We all have had those days – when no one seems to understand a thing we say in Mandarin, everything is chaos, and it seems like the universe is out to get you somehow. This is what my friends and I call having a ‘China day’; a day when living in China is excruciatingly frustrating and all you want to do is buy a plane ticket to anywhere else. While living in China is exciting and fun, there are many challenges you can face on a day to day basis that you wouldn’t have even thought of back home.
Many things can be frustrating: the language, the food, the energy and bustle of larger cities, cultural misunderstandings, and little things like how to read a menu or pay your utilities. There are endless opportunities for work and play, and life in China can be rewarding if you manage your stress and learn a bit.
As one of my good friends told me, everything in China can be difficult, but nothing is impossible. Here are some suggestions about how to deal with some common frustrations.
1. Get a massage
Feeling stressed out? Angry at the fact that some days no one seems to understand a thing you say in Mandarin, even though you are most likely saying it correctly? A massage will help you escape the street and stress and get away for a while.
There are so many places to choose from, ranging from a quick foot massage to a two-hour body massage. While there are many massage establishments in China, be careful about the one you choose and ask a friend for a recommendation. If you are in Shanghai, the Dragonfly is pricey but excellent, and they speak English.
2. Take a day trip or weekend trip
With China’s mass network of high speed railways, taking a day trip is easy. If you live in a major city, hop on a bullet train to a nearby town to escape the chaotic energy for a few hours.
If you’re not sure where you can go, do a little research beforehand of the best nearby places to visit. Or, if you need a longer break and have some cash to spend, there are so many amazing places all around China within a two or three hour flight or overnight train, and domestic airline tickets usually aren’t too expensive. Take a look at Ctrip to find some good deals!
Getting out of town for a day or two and exploring can help you reset and remind you of all the things you love about where you live.
3. Eat familiar food
There are some days when I can’t stand to eat another bowl of noodles or plate of dumplings and just need something close to home. There are loads of western restaurants in most first and second tier cities in China – even getting a hot latte might help.
If you’re feeling homesick or just tired of eating the same things head to a foreign restaurant you know of and treat yourself.
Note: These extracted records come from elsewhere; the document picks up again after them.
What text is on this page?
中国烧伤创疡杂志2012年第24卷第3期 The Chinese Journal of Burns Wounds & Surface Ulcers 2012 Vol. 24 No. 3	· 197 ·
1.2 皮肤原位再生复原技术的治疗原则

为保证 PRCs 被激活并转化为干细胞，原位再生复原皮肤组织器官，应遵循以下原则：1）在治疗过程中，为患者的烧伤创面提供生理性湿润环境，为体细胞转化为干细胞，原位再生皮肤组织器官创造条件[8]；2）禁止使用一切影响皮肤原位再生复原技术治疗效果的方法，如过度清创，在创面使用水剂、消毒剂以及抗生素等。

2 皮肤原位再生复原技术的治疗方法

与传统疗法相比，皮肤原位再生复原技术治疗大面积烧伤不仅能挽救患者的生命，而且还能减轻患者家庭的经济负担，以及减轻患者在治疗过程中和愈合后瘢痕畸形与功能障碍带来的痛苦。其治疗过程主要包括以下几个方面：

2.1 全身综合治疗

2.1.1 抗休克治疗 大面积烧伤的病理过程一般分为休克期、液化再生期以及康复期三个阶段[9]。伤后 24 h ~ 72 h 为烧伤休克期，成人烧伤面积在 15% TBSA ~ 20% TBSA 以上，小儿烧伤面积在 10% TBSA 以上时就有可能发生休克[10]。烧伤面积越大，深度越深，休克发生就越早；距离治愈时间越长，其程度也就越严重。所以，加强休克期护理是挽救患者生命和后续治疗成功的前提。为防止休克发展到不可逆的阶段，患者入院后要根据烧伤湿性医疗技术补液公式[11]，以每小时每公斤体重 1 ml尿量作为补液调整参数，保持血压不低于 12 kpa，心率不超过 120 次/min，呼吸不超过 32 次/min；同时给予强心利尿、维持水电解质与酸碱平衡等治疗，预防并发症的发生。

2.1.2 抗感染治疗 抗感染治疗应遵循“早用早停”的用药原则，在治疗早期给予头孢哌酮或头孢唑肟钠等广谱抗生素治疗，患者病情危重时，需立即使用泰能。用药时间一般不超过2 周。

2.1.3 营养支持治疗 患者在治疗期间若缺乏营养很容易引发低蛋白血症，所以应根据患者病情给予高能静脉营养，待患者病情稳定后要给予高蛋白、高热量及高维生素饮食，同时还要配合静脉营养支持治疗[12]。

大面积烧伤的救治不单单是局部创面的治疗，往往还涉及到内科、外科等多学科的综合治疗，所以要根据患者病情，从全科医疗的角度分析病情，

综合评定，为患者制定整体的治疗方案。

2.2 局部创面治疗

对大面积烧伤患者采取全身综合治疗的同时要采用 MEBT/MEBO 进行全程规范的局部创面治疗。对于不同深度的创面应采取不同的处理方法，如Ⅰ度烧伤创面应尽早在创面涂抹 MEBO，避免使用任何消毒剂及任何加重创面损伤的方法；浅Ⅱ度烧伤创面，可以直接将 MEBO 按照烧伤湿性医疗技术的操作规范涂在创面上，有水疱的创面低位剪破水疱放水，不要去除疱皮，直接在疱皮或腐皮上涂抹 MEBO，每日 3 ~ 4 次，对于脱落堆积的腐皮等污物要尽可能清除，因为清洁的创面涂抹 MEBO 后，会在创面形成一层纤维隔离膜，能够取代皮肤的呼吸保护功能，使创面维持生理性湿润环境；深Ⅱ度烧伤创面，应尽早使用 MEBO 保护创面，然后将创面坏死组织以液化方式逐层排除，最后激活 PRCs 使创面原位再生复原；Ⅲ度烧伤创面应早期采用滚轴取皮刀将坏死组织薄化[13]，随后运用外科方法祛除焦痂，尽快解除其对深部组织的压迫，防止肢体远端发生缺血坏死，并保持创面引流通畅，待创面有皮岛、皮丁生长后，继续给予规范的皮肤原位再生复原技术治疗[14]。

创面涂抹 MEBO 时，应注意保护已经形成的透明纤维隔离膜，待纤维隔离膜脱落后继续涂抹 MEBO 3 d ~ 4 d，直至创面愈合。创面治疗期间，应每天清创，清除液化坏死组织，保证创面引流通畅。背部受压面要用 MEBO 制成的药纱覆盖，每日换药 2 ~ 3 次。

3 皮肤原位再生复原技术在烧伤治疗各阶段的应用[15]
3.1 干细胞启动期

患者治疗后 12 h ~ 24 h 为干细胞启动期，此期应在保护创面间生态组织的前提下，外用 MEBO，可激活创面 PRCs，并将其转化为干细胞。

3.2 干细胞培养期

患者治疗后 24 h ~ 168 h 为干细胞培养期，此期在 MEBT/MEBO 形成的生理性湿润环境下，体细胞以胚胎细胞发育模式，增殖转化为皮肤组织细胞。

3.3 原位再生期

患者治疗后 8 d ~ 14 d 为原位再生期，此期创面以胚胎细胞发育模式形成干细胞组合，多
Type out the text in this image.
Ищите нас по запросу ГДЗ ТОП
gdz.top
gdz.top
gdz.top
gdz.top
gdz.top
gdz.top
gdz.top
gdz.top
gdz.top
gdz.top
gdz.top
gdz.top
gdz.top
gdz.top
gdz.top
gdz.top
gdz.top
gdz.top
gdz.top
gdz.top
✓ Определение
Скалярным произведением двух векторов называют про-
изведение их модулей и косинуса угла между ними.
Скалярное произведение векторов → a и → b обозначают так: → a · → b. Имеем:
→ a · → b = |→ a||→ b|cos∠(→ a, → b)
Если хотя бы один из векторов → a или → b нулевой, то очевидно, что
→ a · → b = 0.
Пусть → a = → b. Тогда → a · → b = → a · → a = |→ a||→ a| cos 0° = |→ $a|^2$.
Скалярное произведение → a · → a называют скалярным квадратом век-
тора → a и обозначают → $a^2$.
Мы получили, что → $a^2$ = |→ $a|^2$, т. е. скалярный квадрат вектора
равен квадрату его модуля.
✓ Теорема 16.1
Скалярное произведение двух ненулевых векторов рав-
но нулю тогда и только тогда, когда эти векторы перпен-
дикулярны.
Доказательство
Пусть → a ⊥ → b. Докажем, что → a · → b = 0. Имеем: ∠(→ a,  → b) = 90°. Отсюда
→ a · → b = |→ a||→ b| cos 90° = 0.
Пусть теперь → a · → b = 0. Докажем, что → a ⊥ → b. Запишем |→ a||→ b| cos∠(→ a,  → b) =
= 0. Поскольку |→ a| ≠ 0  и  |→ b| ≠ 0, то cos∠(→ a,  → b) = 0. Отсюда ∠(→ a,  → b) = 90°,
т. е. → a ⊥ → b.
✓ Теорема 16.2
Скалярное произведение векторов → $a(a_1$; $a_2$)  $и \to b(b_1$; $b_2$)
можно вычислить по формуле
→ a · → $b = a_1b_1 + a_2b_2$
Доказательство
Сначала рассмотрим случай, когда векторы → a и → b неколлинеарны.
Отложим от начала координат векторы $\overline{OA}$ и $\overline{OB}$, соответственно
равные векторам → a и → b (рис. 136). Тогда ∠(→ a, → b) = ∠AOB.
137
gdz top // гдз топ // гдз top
On days when I feel homesick I treat myself to a large burger and fries, or a spicy dish of Mexican tacos! This is a nice little reset and I find myself craving my favorite Chinese dishes the next day.
4. Exercise and sleep
Exercise is one of the best things known to help with stress. Grab your sneakers and head outside for a jog, do some yoga at home, or head to a gym or studio to sweat a bit. Be careful of the air pollution; if the air quality index is too high you may do more harm than good. Exercising brings you to the present moment and makes you focus on what you are doing, so you forget about your prior frustrations.
Likewise, taking a break from the day and getting some shut-eye will help. Sometimes you just need to leave everything alone and take a nap, and that’s okay. A nap can help turn a bad day around. Remember to take good care of and be nice to yourself!
5. Remember why you’re here
One day I was having a particularly bad day, and I was venting to a friend about how frustrated I was with things in Shanghai. I was frustrated that no matter how much Mandarin I studied people didn’t seem to understand me, taxi drivers were seemingly very rude that day, and the air pollution was bad. She surprised me when she said “You know, you don’t have to be here. You can move anywhere else whenever you want.”
While this comment frustrated me at the time, it was so true. Although things can be tough when you’re living abroad, remember to practice some gratitude. Your day to day life in China is unique and you are probably in contact with many interesting people and things you wouldn’t meet or do otherwise.
We often take our day to day interactions for granted and what was once foreign has now become normal. Try and remember all the good things about where you live, and the bad day will pass. Hang in there and you’ll be loving life soon again!